Basically, the new law opens the door to allow the government to increase its stake in Sareb at the cost of the rest of the shareholders, including most of the banks, thereby reducing their power and weight in the company’s capital. This buy out may even be done for a symbolic price of just a few euros given that the institutions have been making provisions for the deterioration of their investment.
Currently, the FROB is the main shareholder with 45.9% of Sareb, followed by Banco Santander (22.2%), CaixaBank (12,24%), Sabadell (6,61%), Kutxabank (2,53%), Ibercaja Banco (1.43%) and Bankinter (1.37%), among others.
Although the State will take control of Sareb, the company will still have a specific corporate regime so that it can maintain “the necessary agility to carry out its divestment function”, although, according to a press release from the Ministry of Economic Affairs, the regime of commercial and senior management contracts will apply.
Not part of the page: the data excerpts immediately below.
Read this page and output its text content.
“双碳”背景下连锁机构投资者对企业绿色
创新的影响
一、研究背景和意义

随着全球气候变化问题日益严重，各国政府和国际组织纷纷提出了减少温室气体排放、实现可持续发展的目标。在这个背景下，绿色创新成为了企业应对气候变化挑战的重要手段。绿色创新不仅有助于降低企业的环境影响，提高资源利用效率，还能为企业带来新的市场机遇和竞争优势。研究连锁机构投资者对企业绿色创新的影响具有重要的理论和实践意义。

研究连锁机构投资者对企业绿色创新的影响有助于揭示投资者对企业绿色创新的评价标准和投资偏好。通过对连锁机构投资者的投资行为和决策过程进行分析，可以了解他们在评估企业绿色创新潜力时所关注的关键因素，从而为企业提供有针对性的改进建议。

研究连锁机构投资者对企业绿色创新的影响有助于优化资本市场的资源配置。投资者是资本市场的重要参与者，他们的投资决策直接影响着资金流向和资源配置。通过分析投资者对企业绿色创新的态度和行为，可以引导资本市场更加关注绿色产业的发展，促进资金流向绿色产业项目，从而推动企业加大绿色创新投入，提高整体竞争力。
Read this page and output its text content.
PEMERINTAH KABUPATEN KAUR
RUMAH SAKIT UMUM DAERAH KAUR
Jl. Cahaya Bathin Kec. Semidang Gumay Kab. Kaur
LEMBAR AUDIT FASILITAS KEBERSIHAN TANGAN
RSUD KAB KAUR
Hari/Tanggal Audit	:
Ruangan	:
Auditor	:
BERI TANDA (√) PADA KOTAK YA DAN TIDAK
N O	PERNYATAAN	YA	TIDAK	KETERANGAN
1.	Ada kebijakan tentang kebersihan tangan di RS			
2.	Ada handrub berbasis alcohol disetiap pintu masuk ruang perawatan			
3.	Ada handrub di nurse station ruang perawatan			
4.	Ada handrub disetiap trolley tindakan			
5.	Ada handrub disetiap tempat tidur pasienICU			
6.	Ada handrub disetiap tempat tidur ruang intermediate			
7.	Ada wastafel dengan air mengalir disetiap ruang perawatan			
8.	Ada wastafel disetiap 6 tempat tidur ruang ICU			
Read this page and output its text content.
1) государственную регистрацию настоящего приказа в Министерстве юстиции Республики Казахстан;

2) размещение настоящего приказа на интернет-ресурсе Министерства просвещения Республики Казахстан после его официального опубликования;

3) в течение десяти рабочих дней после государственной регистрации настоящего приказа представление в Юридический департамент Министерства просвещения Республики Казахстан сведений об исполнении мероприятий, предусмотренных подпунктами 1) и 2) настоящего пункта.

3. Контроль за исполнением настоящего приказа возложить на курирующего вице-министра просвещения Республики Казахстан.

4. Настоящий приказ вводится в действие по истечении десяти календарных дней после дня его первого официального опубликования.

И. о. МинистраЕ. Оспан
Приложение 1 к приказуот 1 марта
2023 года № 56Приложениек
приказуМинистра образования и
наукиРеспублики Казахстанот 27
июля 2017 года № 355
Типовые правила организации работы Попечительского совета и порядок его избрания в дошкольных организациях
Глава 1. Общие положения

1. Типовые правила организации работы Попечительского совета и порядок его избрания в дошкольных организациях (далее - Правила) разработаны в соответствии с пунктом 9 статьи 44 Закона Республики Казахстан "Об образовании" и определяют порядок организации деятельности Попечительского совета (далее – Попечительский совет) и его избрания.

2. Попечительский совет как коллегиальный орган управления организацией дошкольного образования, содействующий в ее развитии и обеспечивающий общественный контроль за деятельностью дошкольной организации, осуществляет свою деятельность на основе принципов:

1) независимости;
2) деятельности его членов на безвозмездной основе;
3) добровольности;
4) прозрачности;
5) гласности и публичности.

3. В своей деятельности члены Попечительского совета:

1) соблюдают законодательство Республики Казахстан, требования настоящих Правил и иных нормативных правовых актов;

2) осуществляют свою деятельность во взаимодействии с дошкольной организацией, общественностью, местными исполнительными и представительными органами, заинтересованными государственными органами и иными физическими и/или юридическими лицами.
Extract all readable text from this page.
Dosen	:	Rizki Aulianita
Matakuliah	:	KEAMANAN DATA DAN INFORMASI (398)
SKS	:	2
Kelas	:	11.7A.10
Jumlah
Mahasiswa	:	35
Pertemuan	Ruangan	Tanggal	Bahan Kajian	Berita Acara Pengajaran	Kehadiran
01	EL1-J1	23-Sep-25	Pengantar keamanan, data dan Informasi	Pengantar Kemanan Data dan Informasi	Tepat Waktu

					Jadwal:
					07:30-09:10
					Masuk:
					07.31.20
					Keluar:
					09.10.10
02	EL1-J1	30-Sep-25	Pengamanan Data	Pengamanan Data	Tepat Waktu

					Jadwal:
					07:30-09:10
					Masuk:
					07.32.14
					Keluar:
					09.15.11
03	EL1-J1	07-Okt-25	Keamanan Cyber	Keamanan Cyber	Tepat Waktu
As an alternative to selling off empty homes to private buyers, Sareb has begun diverting more of its properties to subsidised social and council housing as part of its corporate social responsibility strategy. The government now wants to strengthen this commitment, “in order to maximise the social utility of these properties and the positive impact of the company on society”. In this way, the new government takeover of a majority share in Sareb may see a larger proportion of its seized properties being repurposed for cheap council houses and flats for those unable to afford a home in Spain.